Walking After the MS Diagnosis
Ten days later, I walked the corridor for the first time. I had a physiotherapist on either side of me supporting me. I struggled to keep my balance and my legs buckled beneath me. I fixed my gaze on the end and walked. It was painfully slow, but I was walking! After I was discharged from hospital, I built up the amount that I was walking every day. In the beginning my targets were local cafes! I walked to one that was a little further away each time. Soon I was walking the 2 miles each way to my physiotherapy appointments. I continued to experience electric shock like symptoms and sometimes my legs would buckle beneath me. Sometimes, they still do. Some people thought I was pushing myself too hard; thankfully my dr wasn’t one of them! Others saw the way I got back into walking as a sign of strength. There’s nothing strong about walking though. I walk because I can walk. Yes, I pushed myself. Yes, I made the decision to keep going. But, so did I make that decision when I sat in that wheelchair to get back to the MRI machine. I wasn’t going to remain in the hospital corridor. I wasn’t going to risk falling over. So, I kept going and I sat down and allowed myself to be helped. That was a moment of strength.
Sometimes it Takes More Strength to Sit Than to Stand.
At the end of next month, I’ll be walking the last 113 kms of the Santiago pilgrim route. It will be a challenge. I will walk and walk and walk, with others from my MS association. And maybe some people will say that I’m strong, but really I’m just walking because I can.
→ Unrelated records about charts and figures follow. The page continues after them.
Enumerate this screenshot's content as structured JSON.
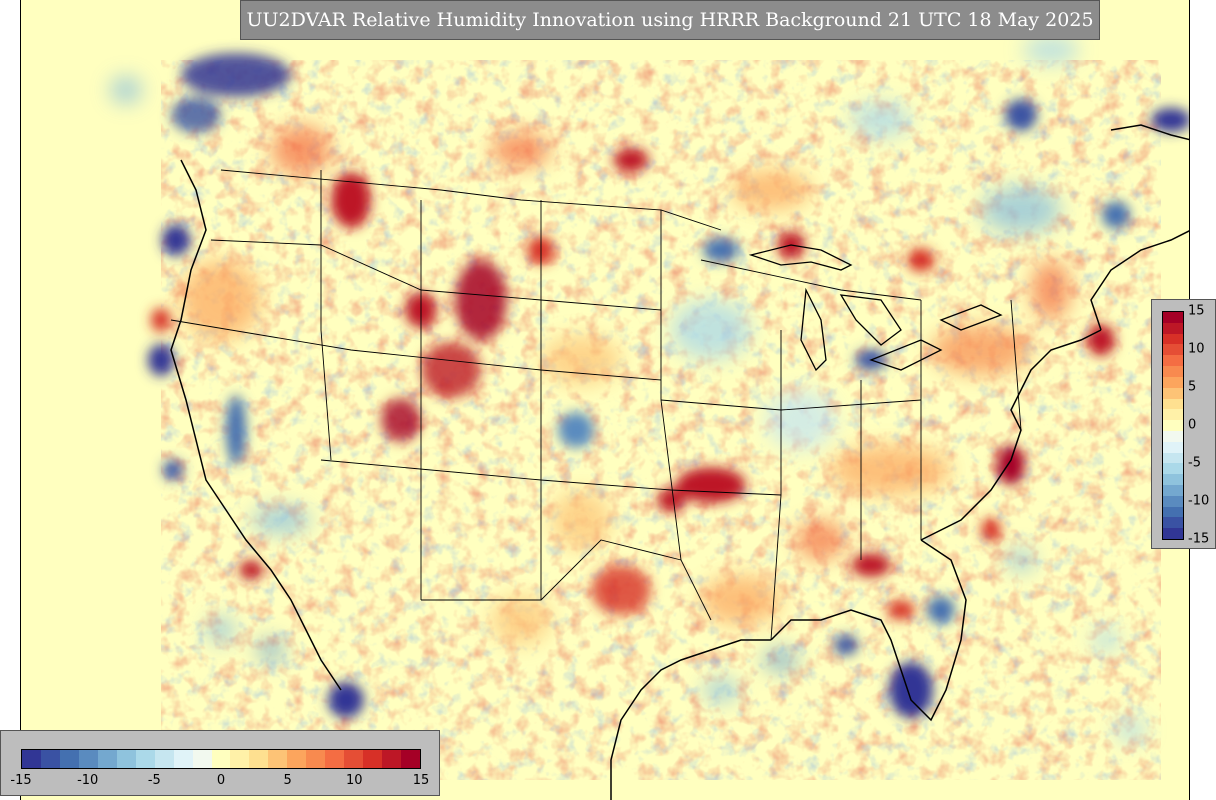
{
  "title": "UU2DVAR Relative Humidity Innovation using HRRR Background 21 UTC 18 May 2025",
  "colorbar": {
    "min": -15,
    "max": 15,
    "horizontal_ticks": [
      "-15",
      "-10",
      "-5",
      "0",
      "5",
      "10",
      "15"
    ],
    "vertical_ticks": [
      "15",
      "10",
      "5",
      "0",
      "-5",
      "-10",
      "-15"
    ],
    "colors": [
      "#313695",
      "#3a52a3",
      "#4470b0",
      "#5a8bbf",
      "#74a8cf",
      "#8fc3dd",
      "#abd9e9",
      "#c6e6f0",
      "#e0f3f8",
      "#f2f9ef",
      "#ffffbf",
      "#fff1a8",
      "#fee090",
      "#fdc376",
      "#fca55d",
      "#f88a4f",
      "#f46d43",
      "#e54e35",
      "#d73027",
      "#bd1726",
      "#a50026"
    ]
  },
  "map": {
    "background_color": "#ffffbf",
    "projection": "Lambert conformal conic (CONUS)",
    "region": "Contiguous United States, southern Canada, northern Mexico"
  }
}
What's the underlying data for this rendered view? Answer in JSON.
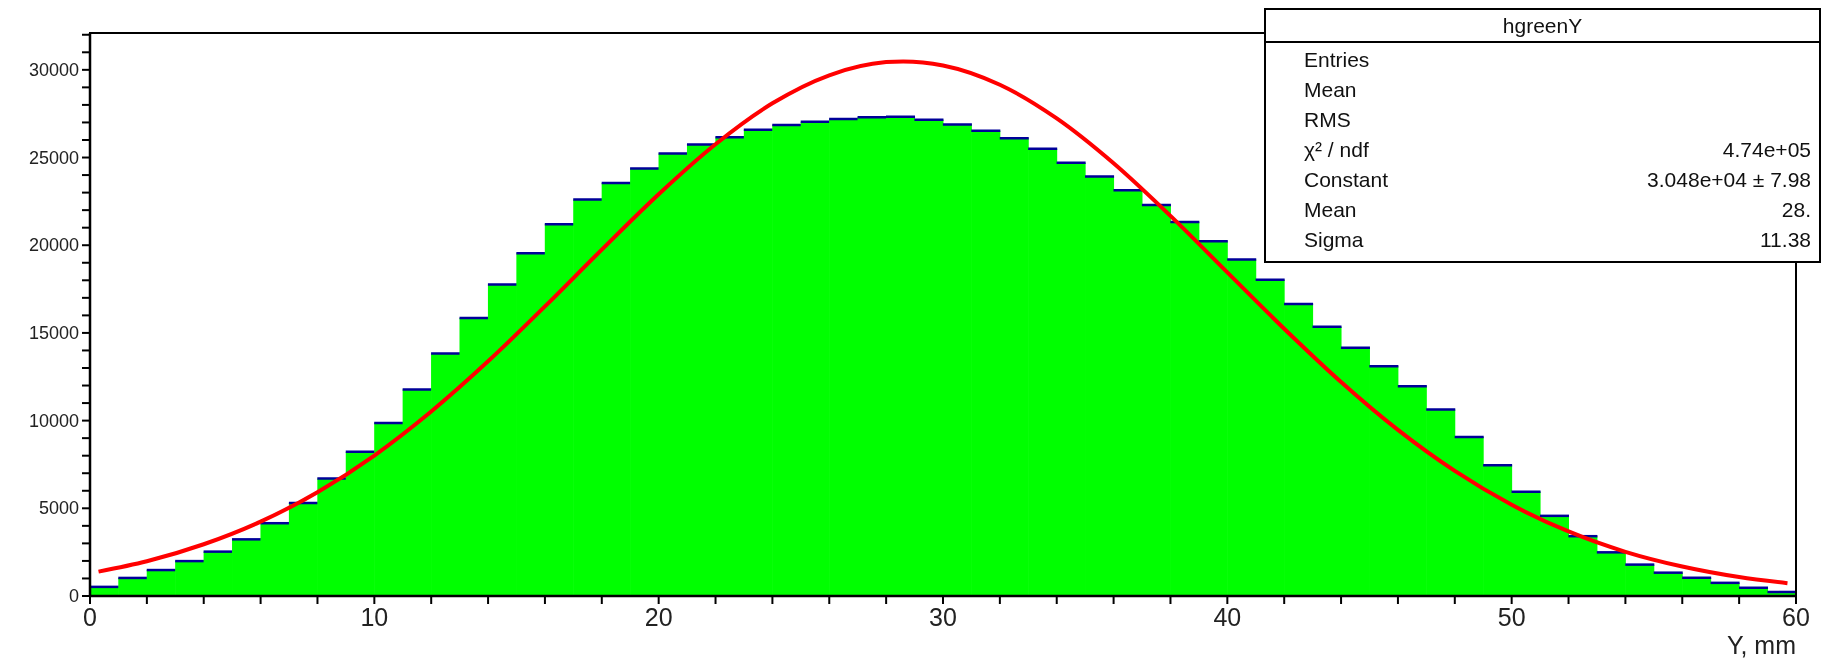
{
  "chart_data": {
    "type": "histogram",
    "xlabel": "Y, mm",
    "bins": [
      0,
      1,
      2,
      3,
      4,
      5,
      6,
      7,
      8,
      9,
      10,
      11,
      12,
      13,
      14,
      15,
      16,
      17,
      18,
      19,
      20,
      21,
      22,
      23,
      24,
      25,
      26,
      27,
      28,
      29,
      30,
      31,
      32,
      33,
      34,
      35,
      36,
      37,
      38,
      39,
      40,
      41,
      42,
      43,
      44,
      45,
      46,
      47,
      48,
      49,
      50,
      51,
      52,
      53,
      54,
      55,
      56,
      57,
      58,
      59,
      60
    ],
    "series": [
      {
        "color": "#00ff00",
        "values": [
          520,
          1030,
          1480,
          1990,
          2530,
          3230,
          4150,
          5300,
          6700,
          8220,
          9870,
          11780,
          13820,
          15850,
          17760,
          19540,
          21200,
          22600,
          23550,
          24380,
          25230,
          25740,
          26150,
          26590,
          26860,
          27040,
          27200,
          27300,
          27320,
          27160,
          26890,
          26530,
          26100,
          25500,
          24700,
          23920,
          23140,
          22290,
          21320,
          20220,
          19190,
          18030,
          16650,
          15350,
          14150,
          13100,
          11960,
          10630,
          9070,
          7450,
          5950,
          4570,
          3410,
          2490,
          1790,
          1330,
          1040,
          750,
          470,
          230
        ]
      },
      {
        "type": "line",
        "color": "#ff0000",
        "x": [
          0.3,
          2,
          4,
          6,
          8,
          10,
          12,
          14,
          16,
          18,
          20,
          22,
          24,
          26,
          28,
          28.6,
          30,
          32,
          34,
          36,
          38,
          40,
          42,
          44,
          46,
          48,
          50,
          52,
          54,
          56,
          58,
          59.7
        ],
        "values": [
          1390,
          1980,
          2950,
          4240,
          5920,
          8010,
          10520,
          13380,
          16510,
          19750,
          22910,
          25760,
          28090,
          29690,
          30440,
          30480,
          30250,
          29150,
          27230,
          24670,
          21670,
          18450,
          15240,
          12200,
          9470,
          7130,
          5200,
          3680,
          2520,
          1680,
          1080,
          730
        ]
      }
    ],
    "xlim": [
      0,
      60
    ],
    "xticks": [
      0,
      {
        "value": 2,
        "label": null
      },
      {
        "value": 4,
        "label": null
      },
      {
        "value": 6,
        "label": null
      },
      {
        "value": 8,
        "label": null
      },
      10,
      {
        "value": 12,
        "label": null
      },
      {
        "value": 14,
        "label": null
      },
      {
        "value": 16,
        "label": null
      },
      {
        "value": 18,
        "label": null
      },
      20,
      {
        "value": 22,
        "label": null
      },
      {
        "value": 24,
        "label": null
      },
      {
        "value": 26,
        "label": null
      },
      {
        "value": 28,
        "label": null
      },
      30,
      {
        "value": 32,
        "label": null
      },
      {
        "value": 34,
        "label": null
      },
      {
        "value": 36,
        "label": null
      },
      {
        "value": 38,
        "label": null
      },
      40,
      {
        "value": 42,
        "label": null
      },
      {
        "value": 44,
        "label": null
      },
      {
        "value": 46,
        "label": null
      },
      {
        "value": 48,
        "label": null
      },
      50,
      {
        "value": 52,
        "label": null
      },
      {
        "value": 54,
        "label": null
      },
      {
        "value": 56,
        "label": null
      },
      {
        "value": 58,
        "label": null
      },
      60
    ],
    "ylim": [
      0,
      32100
    ],
    "yticks": [
      0,
      {
        "value": 1000,
        "label": null
      },
      {
        "value": 2000,
        "label": null
      },
      {
        "value": 3000,
        "label": null
      },
      {
        "value": 4000,
        "label": null
      },
      5000,
      {
        "value": 6000,
        "label": null
      },
      {
        "value": 7000,
        "label": null
      },
      {
        "value": 8000,
        "label": null
      },
      {
        "value": 9000,
        "label": null
      },
      10000,
      {
        "value": 11000,
        "label": null
      },
      {
        "value": 12000,
        "label": null
      },
      {
        "value": 13000,
        "label": null
      },
      {
        "value": 14000,
        "label": null
      },
      15000,
      {
        "value": 16000,
        "label": null
      },
      {
        "value": 17000,
        "label": null
      },
      {
        "value": 18000,
        "label": null
      },
      {
        "value": 19000,
        "label": null
      },
      20000,
      {
        "value": 21000,
        "label": null
      },
      {
        "value": 22000,
        "label": null
      },
      {
        "value": 23000,
        "label": null
      },
      {
        "value": 24000,
        "label": null
      },
      25000,
      {
        "value": 26000,
        "label": null
      },
      {
        "value": 27000,
        "label": null
      },
      {
        "value": 28000,
        "label": null
      },
      {
        "value": 29000,
        "label": null
      },
      30000,
      {
        "value": 31000,
        "label": null
      },
      {
        "value": 32000,
        "label": null
      }
    ],
    "annotations": [
      "hgreenY",
      "Entries",
      "Mean",
      "RMS",
      "χ² / ndf",
      "4.74e+05",
      "Constant",
      "3.048e+04 ± 7.98",
      "Mean",
      "28.",
      "Sigma",
      "11.38"
    ]
  }
}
I’m walking because part of me wants to say, “Stuff you MS!” I’m walking because maybe if I keep walking and walking, I’ll keep my distance from this horrible illness that once took that away from me. The illness that can strike unawares at any time. I walk because I can walk. I will walk and think of those who cannot. And although my experience was only brief, I know that sometimes it takes more strength to sit than to stand. Sometimes it takes more strength to accept help than to keep fighting without it. So, when you see someone in a wheelchair, don’t look first at the wheelchair; see the person. Maybe they have had to fight the hardest battle of all and maybe they won. Don’t see weakness but look for their strength. I will walk because I can walk but don’t see me as being stronger now than I was in that hospital corridor. Don’t see me as being stronger than those with MS, or any other illness, that are in a wheelchair. It’s got nothing to do with strength. When your body fails you, it fails you. And then we each decide how we will respond. I walk because I can walk.